Дело в том, что после покорения Срединной Равнины возник вопрос: что делать с китайцами? Полководцы Темуджина предлагали их истребить, а земли превратить в пастбища. Юлюй Чуцай возразил: надо оставить население в покое и собирать с него налоги — так выгоднее.
Дальновидные из окружения хана понимали: такое решение — это начало конца — «пощадим китайцев, растворимся в них, как песчинка в бархане».
В тот раз близлежащая нажива соблазнила Кагана. Пастбищ для овец не прибавилось, а уцелевшие люди остались жить. Но доходы с китайских покорённых земель — плата за разрешение дышать — это полдела.

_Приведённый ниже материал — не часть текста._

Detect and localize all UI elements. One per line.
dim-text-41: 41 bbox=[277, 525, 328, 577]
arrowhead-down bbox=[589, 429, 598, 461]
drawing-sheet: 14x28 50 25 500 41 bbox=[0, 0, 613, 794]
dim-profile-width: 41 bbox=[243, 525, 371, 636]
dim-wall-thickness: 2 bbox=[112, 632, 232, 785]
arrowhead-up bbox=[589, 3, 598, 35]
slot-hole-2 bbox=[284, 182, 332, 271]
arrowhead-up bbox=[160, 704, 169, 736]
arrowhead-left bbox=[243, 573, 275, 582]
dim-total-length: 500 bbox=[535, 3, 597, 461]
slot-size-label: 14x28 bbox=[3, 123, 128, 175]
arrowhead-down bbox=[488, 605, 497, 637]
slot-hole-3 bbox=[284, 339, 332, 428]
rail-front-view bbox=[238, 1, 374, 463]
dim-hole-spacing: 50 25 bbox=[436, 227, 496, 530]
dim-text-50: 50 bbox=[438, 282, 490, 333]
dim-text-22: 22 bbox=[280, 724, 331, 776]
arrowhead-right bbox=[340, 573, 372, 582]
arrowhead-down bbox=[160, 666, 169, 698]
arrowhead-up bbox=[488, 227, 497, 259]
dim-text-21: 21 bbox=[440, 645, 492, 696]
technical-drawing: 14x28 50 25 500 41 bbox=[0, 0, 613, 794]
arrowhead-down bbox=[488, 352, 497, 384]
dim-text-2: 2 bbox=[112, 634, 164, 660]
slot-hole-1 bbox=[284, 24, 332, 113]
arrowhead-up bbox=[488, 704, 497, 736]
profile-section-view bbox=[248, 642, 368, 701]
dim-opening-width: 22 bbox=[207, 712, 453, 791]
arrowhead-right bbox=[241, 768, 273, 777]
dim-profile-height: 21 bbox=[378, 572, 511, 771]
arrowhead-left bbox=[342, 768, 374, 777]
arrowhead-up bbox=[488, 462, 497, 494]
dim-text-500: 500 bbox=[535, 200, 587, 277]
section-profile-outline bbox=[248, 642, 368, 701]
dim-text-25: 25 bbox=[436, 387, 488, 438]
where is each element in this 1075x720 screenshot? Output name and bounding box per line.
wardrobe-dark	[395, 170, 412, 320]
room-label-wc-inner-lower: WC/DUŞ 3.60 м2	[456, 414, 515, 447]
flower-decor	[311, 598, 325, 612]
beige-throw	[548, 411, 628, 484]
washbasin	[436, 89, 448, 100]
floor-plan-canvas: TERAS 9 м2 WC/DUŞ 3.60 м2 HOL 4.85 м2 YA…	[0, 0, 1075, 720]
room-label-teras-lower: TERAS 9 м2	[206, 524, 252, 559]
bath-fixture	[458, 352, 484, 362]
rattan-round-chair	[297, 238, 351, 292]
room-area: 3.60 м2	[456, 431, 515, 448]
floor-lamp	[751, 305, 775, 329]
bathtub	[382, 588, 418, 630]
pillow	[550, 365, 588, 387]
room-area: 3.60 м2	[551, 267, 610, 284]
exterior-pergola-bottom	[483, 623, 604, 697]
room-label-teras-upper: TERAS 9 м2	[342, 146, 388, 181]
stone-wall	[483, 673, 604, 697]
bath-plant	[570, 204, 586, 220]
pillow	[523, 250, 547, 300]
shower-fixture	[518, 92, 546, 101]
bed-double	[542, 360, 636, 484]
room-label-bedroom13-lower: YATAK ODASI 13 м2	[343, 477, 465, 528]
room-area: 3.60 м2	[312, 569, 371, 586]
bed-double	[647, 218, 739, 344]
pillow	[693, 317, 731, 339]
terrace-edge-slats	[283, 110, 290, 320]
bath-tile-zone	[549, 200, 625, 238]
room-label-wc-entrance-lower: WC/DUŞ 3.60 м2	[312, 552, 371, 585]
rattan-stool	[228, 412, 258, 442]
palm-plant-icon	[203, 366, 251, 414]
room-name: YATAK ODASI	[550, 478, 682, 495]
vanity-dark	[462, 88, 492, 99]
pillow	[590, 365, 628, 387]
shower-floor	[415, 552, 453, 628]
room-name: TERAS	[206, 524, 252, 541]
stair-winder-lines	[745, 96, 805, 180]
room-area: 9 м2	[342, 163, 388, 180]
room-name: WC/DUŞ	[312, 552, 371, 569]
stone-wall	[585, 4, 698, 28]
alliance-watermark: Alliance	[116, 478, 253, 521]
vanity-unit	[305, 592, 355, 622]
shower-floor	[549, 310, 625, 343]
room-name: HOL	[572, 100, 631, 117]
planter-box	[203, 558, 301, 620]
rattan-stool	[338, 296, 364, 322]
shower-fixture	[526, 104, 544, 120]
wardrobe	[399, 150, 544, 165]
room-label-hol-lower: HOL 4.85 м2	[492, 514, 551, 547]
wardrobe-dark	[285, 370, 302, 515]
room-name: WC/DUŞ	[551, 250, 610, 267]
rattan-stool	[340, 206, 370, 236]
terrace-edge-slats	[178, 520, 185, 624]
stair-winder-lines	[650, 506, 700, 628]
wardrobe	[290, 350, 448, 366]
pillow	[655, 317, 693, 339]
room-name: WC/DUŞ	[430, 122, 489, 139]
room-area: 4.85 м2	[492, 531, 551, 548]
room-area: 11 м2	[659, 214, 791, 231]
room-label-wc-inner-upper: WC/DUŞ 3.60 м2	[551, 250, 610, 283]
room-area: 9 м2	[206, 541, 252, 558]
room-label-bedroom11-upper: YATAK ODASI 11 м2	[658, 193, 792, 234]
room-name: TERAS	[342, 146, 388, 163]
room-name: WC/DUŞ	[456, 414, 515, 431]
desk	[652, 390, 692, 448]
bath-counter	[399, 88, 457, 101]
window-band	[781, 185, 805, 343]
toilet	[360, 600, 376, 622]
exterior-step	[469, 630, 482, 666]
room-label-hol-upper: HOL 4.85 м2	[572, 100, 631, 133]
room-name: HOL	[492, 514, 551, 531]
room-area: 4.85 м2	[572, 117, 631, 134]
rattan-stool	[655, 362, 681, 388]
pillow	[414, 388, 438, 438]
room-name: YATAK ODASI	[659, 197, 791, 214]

Оставалась вторая, более важная половина — доказать простодушному монгольскому тигру (усмирённому, заговорённому в миг перед смертельным прыжком на своего укротителя), что оставшиеся в живых враги не воткнут кол в доверчиво подставленное брюхо. С этим обстояло хуже. Все хотели вернуть «свободу»— то есть старых угнетателей, к которым уже привыкли.
Юлюй Чуцай при всём своём трепетном отношении к людям вообще, конечно же, предпочитал пожертвовать дикарями, чтобы спасти людей культурных. А культура, как известно, распространяется по варварскому северу из единственного неиссякаемого источника: из стран, принявших конфуцианскую мудрость в ущерб варварским идолам.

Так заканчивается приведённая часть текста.